The project will significantly advance model-based verification in new and previously unexplored directions. This line of research will not only result in fundamental theoretical contributions and insights in their own right but will also impact the practice of concurrent and probabilistic network verification and lead to new and more powerful techniques for the use of engineers and programmers.
- practical applications of automata learning -- understanding the limits
We developed Prognosis, a framework offering automated closed-box learning and analysis of models of network protocol implementations. Prognosis can learn models that vary in abstraction level from simple deterministic automata to models containing data operations, such as register updates, and can be used to unlock a variety of analysis techniques -- model checking temporal properties, computing differences between models of two implementations of the same protocol, or improving testing via model-based test generation. Prognosis is modular and easily adaptable to different protocols (e.g. TCP and QUIC) and their implementations.
- new algorithms for automata learning
We have also extended the Kearns-Vazirani learning algorithm to be able to handle systems that change over time. We presented a new learning algorithm that can reuse and update previously learned behavior, implement it in the LearnLib library, and evaluate it on large examples, to which we make small adjustments between two runs of the algorithm. In these experiments our algorithm significantly outperforms both the classic Kearns-Vazirani learning algorithm and the current state-of-the-art adaptive algorithm.
- decidability and completeness results for probabilistic languages
We developed a (co)algebraic framework to study a family of process calculi with monadic branching structures and recursion operators.

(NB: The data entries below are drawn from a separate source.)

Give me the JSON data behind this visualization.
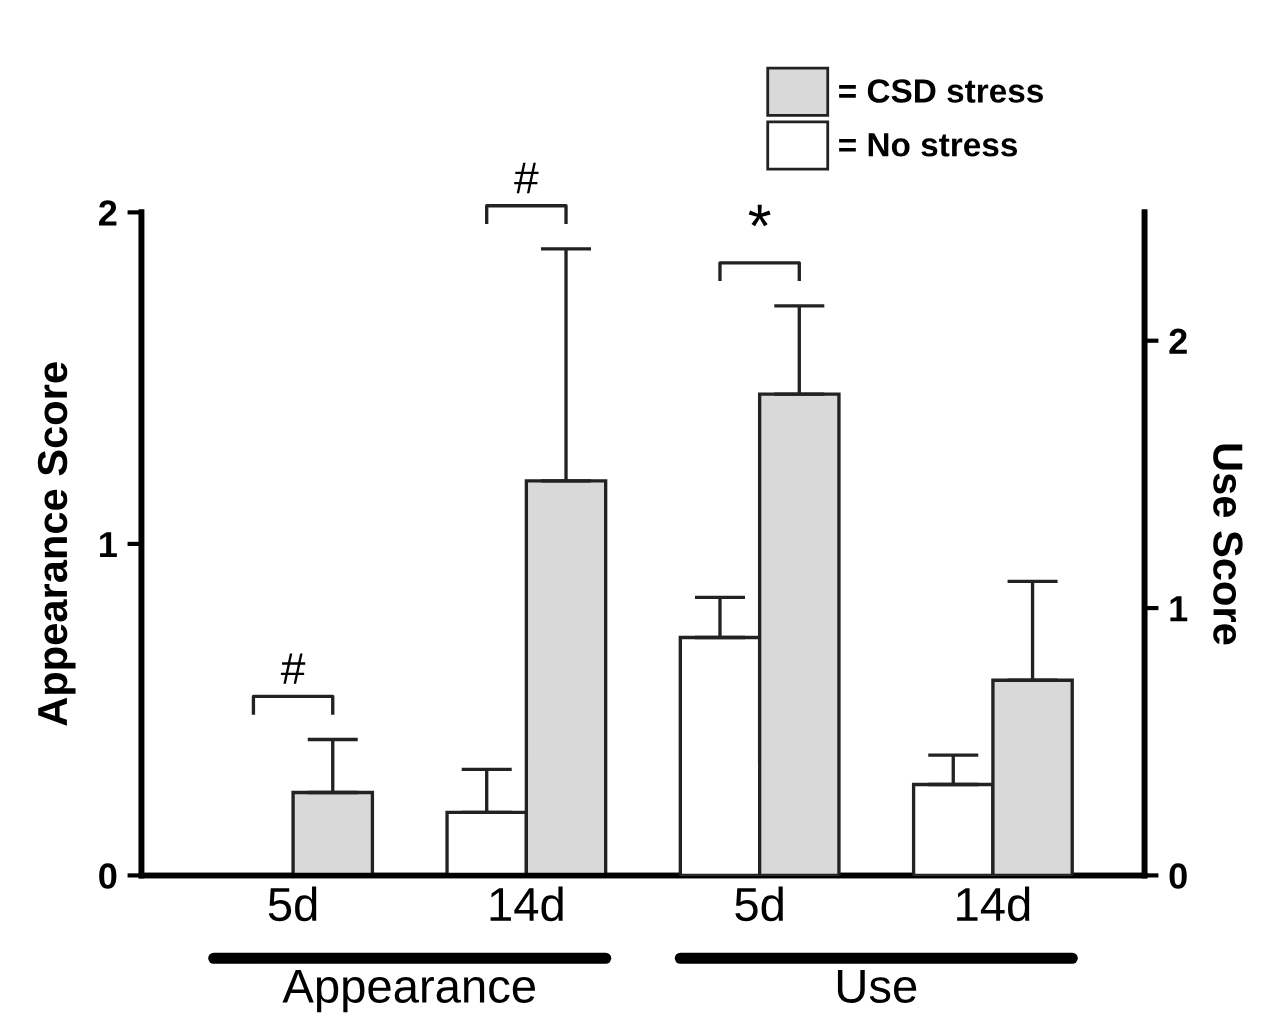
{
  "chart_data": {
    "type": "bar",
    "categories": [
      "5d",
      "14d",
      "5d",
      "14d"
    ],
    "ylabel": "Appearance Score",
    "y2label": "Use Score",
    "ylim": [
      0,
      2
    ],
    "yticks": [
      0,
      1,
      2
    ],
    "y2lim": [
      0,
      2.48
    ],
    "y2ticks": [
      0,
      1,
      2
    ],
    "series": [
      {
        "name": "= No stress",
        "color": "#ffffff",
        "values": [
          null,
          0.19,
          null,
          null
        ],
        "errors": [
          null,
          [
            0.19,
            0.32
          ],
          null,
          null
        ]
      },
      {
        "name": "= CSD stress",
        "color": "#d9d9d9",
        "values": [
          0.25,
          1.19,
          null,
          null
        ],
        "errors": [
          [
            0.25,
            0.41
          ],
          [
            1.19,
            1.89
          ],
          null,
          null
        ]
      },
      {
        "color": "#ffffff",
        "axis": "y2",
        "values": [
          null,
          null,
          0.89,
          0.34
        ],
        "errors": [
          null,
          null,
          [
            0.89,
            1.04
          ],
          [
            0.34,
            0.45
          ]
        ]
      },
      {
        "color": "#d9d9d9",
        "axis": "y2",
        "values": [
          null,
          null,
          1.8,
          0.73
        ],
        "errors": [
          null,
          null,
          [
            1.8,
            2.13
          ],
          [
            0.73,
            1.1
          ]
        ]
      }
    ],
    "annotations": [
      "#",
      "#",
      "*",
      "Appearance",
      "Use"
    ],
    "legend": "top right",
    "grid": false
  }
}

Our framework features a uniform semantics of process terms and a complete axiomatisation of semantic equivalence. We show that there are uniformly defined fragments of our calculi that capture well-known examples from the literature like regular expressions modulo bisimilarity and guarded Kleene algebra with tests. We also derive new calculi for probabilistic and convex processes with an analogue of Kleene star.
- Verification of stream-sampling for probabilistic programs
Probabilistic programming languages rely fundamentally on some notion of sampling, and this is doubly true for probabilistic programming languages which perform Bayesian inference using Monte Carlo techniques. Verifying samplers - proving that they generate samples from the correct distribution - is crucial to the use of probabilistic programming languages for statistical modelling and inference. However, the typical denotational semantics of probabilistic programs is incompatible with deterministic notions of sampling. This is problematic, considering that most statistical inference is performed using pseudorandom number generators.

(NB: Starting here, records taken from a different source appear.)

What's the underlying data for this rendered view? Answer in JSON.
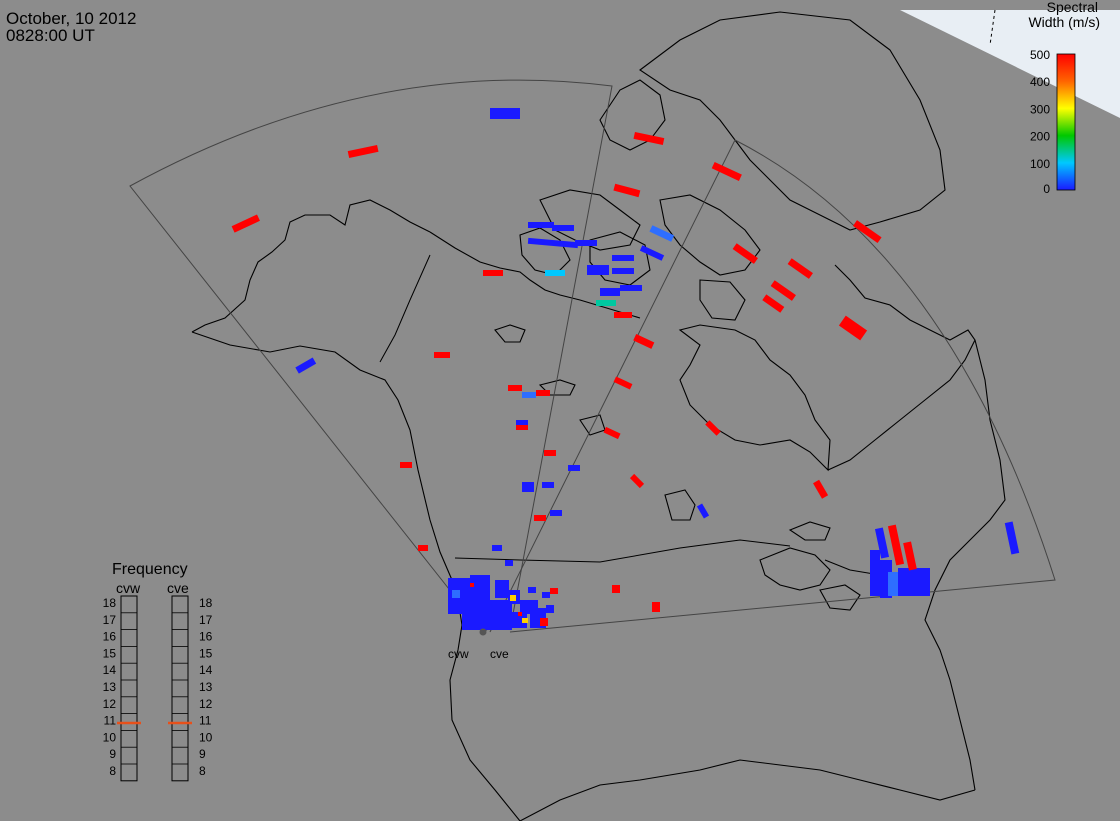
{
  "header": {
    "date": "October, 10 2012",
    "time": "0828:00 UT"
  },
  "colorbar": {
    "title_line1": "Spectral",
    "title_line2": "Width (m/s)",
    "tick_labels": [
      "500",
      "400",
      "300",
      "200",
      "100",
      "0"
    ]
  },
  "frequency_panel": {
    "title": "Frequency",
    "radar_labels": [
      "cvw",
      "cve"
    ],
    "tick_labels": [
      "18",
      "17",
      "16",
      "15",
      "14",
      "13",
      "12",
      "11",
      "10",
      "9",
      "8"
    ],
    "cvw_frequency_mhz": 10.8,
    "cve_frequency_mhz": 10.8,
    "marker_color": "#e8501a"
  },
  "radar_sites": {
    "labels": [
      "cvw",
      "cve"
    ]
  },
  "colors": {
    "background": "#8c8c8c",
    "ocean_light": "#e8eef4",
    "coast": "#000000",
    "fov": "#444444"
  }
}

We developed a higher-order probabilistic programming language centered on the notion of samplers and sampler operations. We equipped this language an operational and denotational semantics in terms of continuous maps between topological spaces. Our language also supports discontinuous operations, such as comparisons between reals, by using the type system to track discontinuities. This feature might be of independent interest, for example in the context of differentiable programming.
Using this language, we developed tools for the formal verification of sampler correctness.
- Conflict Aware Learning
Active automata learning algorithms cannot easily handle conflict in the observation data (different outputs observed for the same inputs). This inherent inability to recover after a conflict impairs their effective applicability in scenarios where noise is present or the system under learning is mutating. We proposed the Conflict-Aware Active Automata Learning (C3AL) framework to enable handling conflicting information during the learning process. The core idea is to consider the so-called observation tree as a first-class citizen in the learning process. Though this idea is explored in recent work, we take it to its full effect by enabling its use with any existing learner and minimizing the number of tests performed on the system under learning, specially in the face of conflicts.
In the coming period, we will be working on two lines: development of automata learning algorithms in the concurrent and probabilistic setting, and applications of learning in runtime verification.